Seventh and Eighth Centuries
Robust trade linked the archipelago and the continent even before the introduction of continental culture to Japan in the sixth and seventh centuries. By the end of the sixth century, arts and technologies from the Korean peninsula and China were becoming increasingly commonplace in Japanese life. Buddhism and Chinese writing were quickly adopted by the ruling class, drastically changing the cultural landscape of Japan.
Buddhism’s influence spread throughout Japan, promoted by powerful leaders such as Prince Shōtoku Taishi (574–622), a nephew of Empress Suiko (554–628). Prince Shōtoku established Shitennōji Temple in Osaka in 593, the first state-sponsored Buddhist temple in Japan. A scale model of the original temple is on display in the museum, along with a life-sized reconstruction of Prince Shōtoku’s sarcophagus and burial chamber, located at Eifukuji Temple, a temple about 2 kilometers north of the museum.
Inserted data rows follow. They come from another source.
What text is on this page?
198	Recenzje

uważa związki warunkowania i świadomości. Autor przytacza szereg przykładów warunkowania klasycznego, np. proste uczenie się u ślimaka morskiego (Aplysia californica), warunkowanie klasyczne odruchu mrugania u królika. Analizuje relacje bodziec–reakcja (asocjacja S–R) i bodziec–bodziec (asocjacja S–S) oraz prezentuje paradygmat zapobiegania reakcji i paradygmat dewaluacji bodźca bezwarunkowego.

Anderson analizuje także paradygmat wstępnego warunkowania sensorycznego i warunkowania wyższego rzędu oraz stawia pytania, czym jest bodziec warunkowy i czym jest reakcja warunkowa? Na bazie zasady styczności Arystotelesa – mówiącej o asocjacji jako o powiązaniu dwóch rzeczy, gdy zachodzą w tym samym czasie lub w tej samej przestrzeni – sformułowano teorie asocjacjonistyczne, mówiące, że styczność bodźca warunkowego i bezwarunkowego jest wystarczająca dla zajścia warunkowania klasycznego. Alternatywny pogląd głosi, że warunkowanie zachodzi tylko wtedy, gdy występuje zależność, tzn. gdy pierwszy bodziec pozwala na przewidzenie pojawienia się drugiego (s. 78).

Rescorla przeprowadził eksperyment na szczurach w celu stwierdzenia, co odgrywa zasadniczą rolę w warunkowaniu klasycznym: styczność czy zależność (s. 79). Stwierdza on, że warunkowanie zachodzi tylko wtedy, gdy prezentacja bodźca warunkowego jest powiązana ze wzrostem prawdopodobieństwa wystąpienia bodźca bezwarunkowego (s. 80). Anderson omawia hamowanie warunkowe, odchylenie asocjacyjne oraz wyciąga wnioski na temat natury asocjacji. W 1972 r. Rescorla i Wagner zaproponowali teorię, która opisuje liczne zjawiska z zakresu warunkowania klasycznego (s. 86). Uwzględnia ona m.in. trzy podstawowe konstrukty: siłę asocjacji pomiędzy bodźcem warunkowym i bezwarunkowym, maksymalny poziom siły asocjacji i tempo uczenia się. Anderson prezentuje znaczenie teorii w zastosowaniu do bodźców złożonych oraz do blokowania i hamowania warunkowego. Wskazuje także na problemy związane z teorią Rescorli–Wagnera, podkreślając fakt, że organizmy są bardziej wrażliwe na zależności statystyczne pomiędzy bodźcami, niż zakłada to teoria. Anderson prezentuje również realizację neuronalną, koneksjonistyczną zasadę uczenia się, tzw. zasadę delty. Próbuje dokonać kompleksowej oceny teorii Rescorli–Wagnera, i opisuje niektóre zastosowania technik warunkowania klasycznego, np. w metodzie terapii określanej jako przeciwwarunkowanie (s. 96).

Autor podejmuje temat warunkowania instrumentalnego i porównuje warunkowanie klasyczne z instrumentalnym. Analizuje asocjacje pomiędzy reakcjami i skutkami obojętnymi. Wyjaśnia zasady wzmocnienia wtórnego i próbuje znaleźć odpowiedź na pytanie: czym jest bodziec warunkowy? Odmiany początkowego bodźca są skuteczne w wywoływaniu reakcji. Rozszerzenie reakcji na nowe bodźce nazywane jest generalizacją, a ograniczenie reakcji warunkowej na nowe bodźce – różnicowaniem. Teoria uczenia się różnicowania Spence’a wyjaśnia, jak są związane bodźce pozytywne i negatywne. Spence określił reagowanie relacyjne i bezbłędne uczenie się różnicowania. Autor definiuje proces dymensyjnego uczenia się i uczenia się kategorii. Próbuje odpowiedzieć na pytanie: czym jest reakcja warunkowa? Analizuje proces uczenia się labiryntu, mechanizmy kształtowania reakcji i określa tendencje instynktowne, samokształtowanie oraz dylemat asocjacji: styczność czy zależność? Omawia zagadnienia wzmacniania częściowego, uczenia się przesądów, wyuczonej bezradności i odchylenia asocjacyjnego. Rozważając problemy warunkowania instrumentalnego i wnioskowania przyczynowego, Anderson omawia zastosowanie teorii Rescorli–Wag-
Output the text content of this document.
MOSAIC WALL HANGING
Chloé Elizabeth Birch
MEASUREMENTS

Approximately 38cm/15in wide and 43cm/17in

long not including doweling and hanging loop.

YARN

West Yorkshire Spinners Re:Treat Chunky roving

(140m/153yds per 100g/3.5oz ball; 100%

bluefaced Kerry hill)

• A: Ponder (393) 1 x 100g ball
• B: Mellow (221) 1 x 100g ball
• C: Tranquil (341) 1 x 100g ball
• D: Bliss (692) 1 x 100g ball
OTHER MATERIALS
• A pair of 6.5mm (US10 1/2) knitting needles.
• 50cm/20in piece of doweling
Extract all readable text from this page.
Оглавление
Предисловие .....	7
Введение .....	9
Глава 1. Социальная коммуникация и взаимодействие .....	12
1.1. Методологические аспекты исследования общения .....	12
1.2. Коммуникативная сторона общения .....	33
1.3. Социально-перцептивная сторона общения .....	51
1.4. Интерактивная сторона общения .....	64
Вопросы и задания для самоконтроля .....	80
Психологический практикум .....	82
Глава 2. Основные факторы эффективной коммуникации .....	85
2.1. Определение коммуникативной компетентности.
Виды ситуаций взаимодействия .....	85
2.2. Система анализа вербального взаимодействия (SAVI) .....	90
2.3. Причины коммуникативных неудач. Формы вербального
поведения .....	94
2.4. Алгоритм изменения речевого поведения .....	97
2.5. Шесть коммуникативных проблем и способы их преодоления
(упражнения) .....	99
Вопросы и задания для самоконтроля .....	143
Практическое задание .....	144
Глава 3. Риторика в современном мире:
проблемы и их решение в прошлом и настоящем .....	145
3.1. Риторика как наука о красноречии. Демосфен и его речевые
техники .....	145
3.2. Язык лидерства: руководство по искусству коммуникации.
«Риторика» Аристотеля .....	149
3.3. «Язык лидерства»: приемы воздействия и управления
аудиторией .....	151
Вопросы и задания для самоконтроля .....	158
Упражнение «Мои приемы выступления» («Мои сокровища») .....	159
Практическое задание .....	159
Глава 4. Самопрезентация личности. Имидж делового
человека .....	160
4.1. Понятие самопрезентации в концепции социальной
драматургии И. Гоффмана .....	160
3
By the eighth century, Chinese writing was widely used in Japan to disseminate Buddhist texts, official decrees, and other important documents. Paper was brought to Japan around the same time, but few examples of text on paper have survived from the sixth and seventh centuries. Paper was fragile and very expensive. Most of the examples of Chinese writing from this time that survive are written on wooden tablets called mokkan. Because mokkan were much cheaper than paper, most are records of trade and debt. The surviving mokkan provide a window on the daily life of officials in western Japan during the seventh and eighth centuries.